# Heat & Glo vs. Valor



## Heidik (Jan 28, 2017)

Hello!
We are getting ready to purchase a gas insert for our living room upstairs. We are debating between a Heat n Glo GRAND-I35-SP and the Valor Legend g3.5/g4. Our insert size is 35" x 27" so it is a large opening.

When looking at both of the fireplaces, the heat n glo fireplace has a fan and we noticed that the Valor fireplace does not require one. We live in Montana and will be using this to heat the upstairs along with a gas furnace we have in our basement.

I am posting pictures of our living room area and the fireplace opening itself. We will be cutting the sheet rock around it and installing a cement backing along with  tiles with a hearth when we get the insert complete.

Any recommendations out there on which is better? It seems to me we are in the same price range for both as we consider them.


----------



## McGoo_365 (Jan 29, 2017)

Valor is a Cadillac fireplace.  Great radiant heat.  The blower is optional. In this case get it.  You won't be disappointed with the fireplace. The turn down with the gas valve is second to none. Works great on milder days. 

Sent from my SM-G930W8 using Tapatalk


----------



## McGoo_365 (Jan 29, 2017)

How cold is the average temperature in winter there?

Sent from my SM-G930W8 using Tapatalk


----------



## McGoo_365 (Jan 29, 2017)

If you're not planning on building a hearth get a four-sided surround.

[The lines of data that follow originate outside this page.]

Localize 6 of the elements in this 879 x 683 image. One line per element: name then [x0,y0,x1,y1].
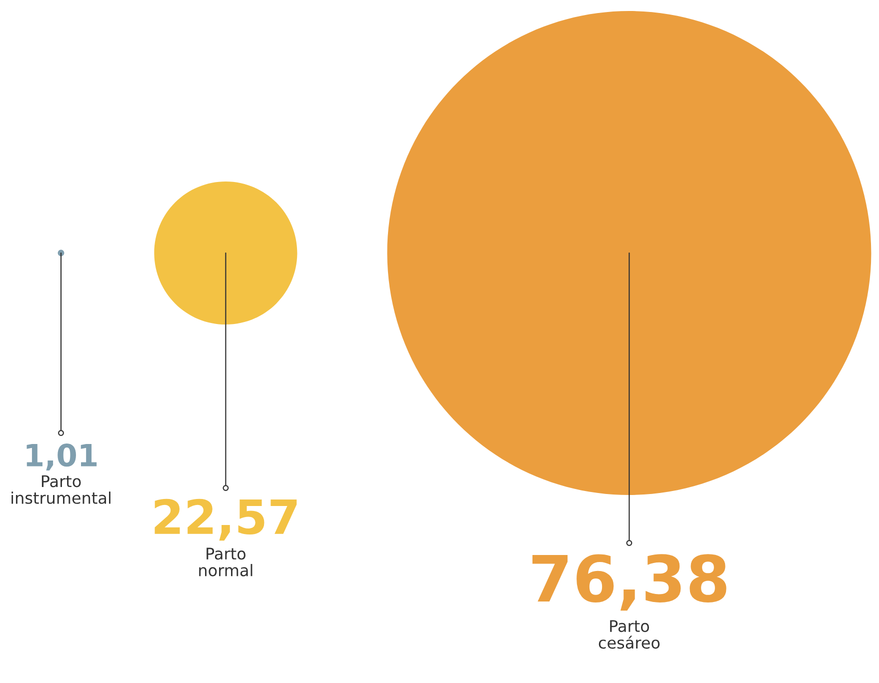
data-label: 1,01 [26,444,97,471]
category-label: Parto normal [199,548,252,576]
category-label: Parto instrumental [12,475,110,504]
data-label: 76,38 [532,554,726,611]
data-label: 22,57 [154,498,297,541]
category-label: Parto cesáreo [598,620,660,649]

If you are planning on building a hearth get the Clearview front with the Vienna feet. 

Sent from my SM-G930W8 using Tapatalk


----------



## Heidik (Jan 29, 2017)

McGoo_365 said:


> How cold is the average temperature in winter there?
> 
> Sent from my SM-G930W8 using Tapatalk



It has gotten down to -40 this year, but that is not for a long time period. It is below 0 for at least a month every year.


----------



## McGoo_365 (Jan 29, 2017)

Heidik said:


> It has gotten down to -40 this year, but that is not for a long time period. It is below 0 for at least a month every year.


Wow that's cold. Also check out the montigo 34FID more BTUS also with a remote with smart thermostat and fan control and up lighting in the firebox.

http://www.montigo.com/index.php?page=show-product&c=inserts&series=I-Series

Sent from my SM-T800 using Tapatalk


----------